Avery Rosen, MongoDB expert will be the headline speaker at our next MUG. We'll also have Dmitry from GridGain do a demo of their In-Memory Accelerator for MongoDB (http://www.gridgain.com/products/in-memory-mongodb-accelerator/).

We all know MongoDB is great for Big Data, but it's also great for work on the other end of the scale -- call it "Wee Data". This type of data is far more common than Big Data scenarios... in fact, just about every project starts with it. In this domain, we don't care about disk access and indices; instead, we care about skipping past the wheel inventing and getting right down to playing with the data. MongoDB lets you persist your prototype or small-working-set data without making you deal with freeze-drying and reconstitution, provides structure well beyond csv, gets out of your way as you evolve your schemas, and provides simple tools for introspecting data and crunching numbers.
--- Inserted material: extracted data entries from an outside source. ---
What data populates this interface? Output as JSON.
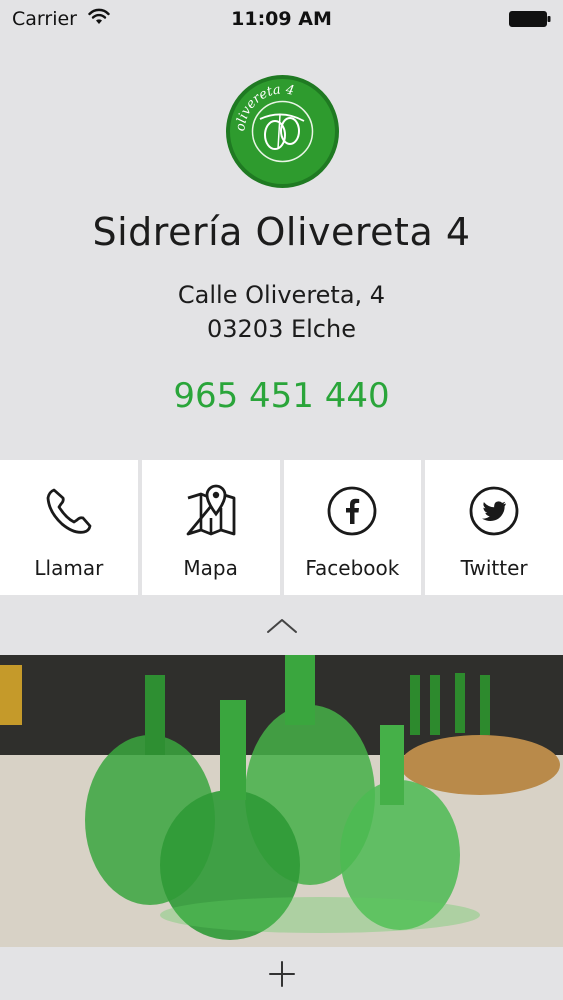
{
  "status_bar": {
    "carrier": "Carrier",
    "time": "11:09 AM"
  },
  "business": {
    "name": "Sidrería Olivereta 4",
    "address_line1": "Calle Olivereta, 4",
    "address_line2": "03203 Elche",
    "phone": "965 451 440",
    "logo_text": "olivereta 4"
  },
  "actions": [
    {
      "label": "Llamar",
      "icon": "phone-icon"
    },
    {
      "label": "Mapa",
      "icon": "map-icon"
    },
    {
      "label": "Facebook",
      "icon": "facebook-icon"
    },
    {
      "label": "Twitter",
      "icon": "twitter-icon"
    }
  ],
  "colors": {
    "accent_green": "#2aa53a",
    "background": "#e3e3e5",
    "tile": "#ffffff"
  },
  "icons": {
    "collapse": "chevron-up-icon",
    "expand": "plus-icon"
  }
}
"MongoDB and Wee Data: Hacking a Workflow" will start with theory and proceed to walk through ruby code that shows MongoDB's place in a working ecommerce site's data ecosystem. On display: An ETL workflow, with persistence

• import CSVs for updates to persistent data

• run aggregation to answer business questions

• merge external documents into DB, for workflow phase decoupling run validation

• export to CSV for upload elsewhere Also on display: BDD style workflow

• Cucumber features -RSpec specs

GridGain for MongoDB

If you have a medium to large-scale MongoDB deployment, and want to enhance scale and/or a realize more real-time performance, this session is for you. GridGain that brings in-memory capabilities to MongoDB, the most popular API for unstructured data storage and query. We will discuss how you can achieve elastic scale (think automatic transparent re-sharding) up to thousands of nodes, as well as dramatically improve performance: higher throughput and lower latency via concurrent locking and parallel read/write operations. We will discuss various options around choosing databases or collections to keep in memory, synchronous and asynchronous persistence, vertical scale with terabytes of off-heap memory, Visor GUI-based management and monitoring, and much more.